There’s been this nagging issue on my mind for a while now. It started off as a tiny little thought at the back of my mind and over the years it has grown and developed into a what I maybe blowing out of proportion when I call it magnanimous problem that just won’t go away.
And that’s only with one part of me.
The other half of me thinks nothing of it. Enjoys it.
But as I grow older I’m beginning to realize that it may not be all that good to do what I do without a second thought. It gives everyone the wrong impression and no one really looks at me and sees me for who I am anymore. And then at times I realize that people actually do see me. And it kind of ends up royally confusing me as to who I really am.
The title of this post? That’s me I’m talking about.
If you ever meet me, you’ll think I’m a guy. The way I act, talk, dress. Everything about me exudes a sense of boyishness. I’m generally the only girl who tags along when the boys go out for a drink. No one really thinks of me as a girl. I out-drink most men. Smoke like a chimney. My foul mouth needs to be washed out with some disinfectant. I wear a skirt once every decade or so. The only thing really girly about me is that I can’t drive a stick shift.
And here’s the thing – that’s just who I am. A man with boobs. Or so I have decided to tag myself.
I’ve actually been going around asking my male friends of late as to why none of them see me as a girl. And they give me crap excuses like how cool I am and how hard it is to find a girl who can connect with guys the way I do. It’s not really an issue on one level. I’m just one of the guys and that’s who I am.

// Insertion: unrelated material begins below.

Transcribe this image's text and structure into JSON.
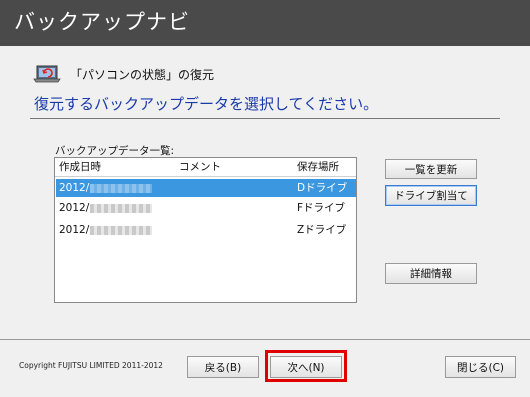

But there are times as of late that I’ve started to realize that I actually am a girl. And now it’s too darn late. Just because I see myself as a girl now after all these years, no one else is going to. And as hard as I try, there’s nothing I can really do about trying to act more girly because its so not who I am. It just feels too damn weird for me to act like a girl. Because deep down all I really am and all I’ll ever really be… is one of the guys. A man with boobs.
And it kinda gets lonely sometimes.
What do I do? Settle down to being the tom-boy that I am on the inside or force myself to become the girl I obviously am on the outside?
Even though I have not met you, (I think I have seen on photos) for me, you are a very nice person. That is what matters at the end!
well your blog sounds girly enough to me… dont see how your personality at least excludes a non-girlish aura 🙂
And I thought I was the only freak. At some point I finally decided to dress like a girl. But I still feel like such a boy. Only now its a boy wearing eyeliner. Sigh.
Just a trhought but having a read of your posts, (all of them) you’re very much a girl/woman… there’s nothing boyish in your thinking, thoughts/emotions/material!
This blog is probably one of the few places I get girly to be honest.
And Delilah, I wear eyeliner too. He he. But in thick, striking strokes sometimes. Demure has never been one of strong points. 😉
It could be worse TMS. A woman with a penis just sounds vulgar.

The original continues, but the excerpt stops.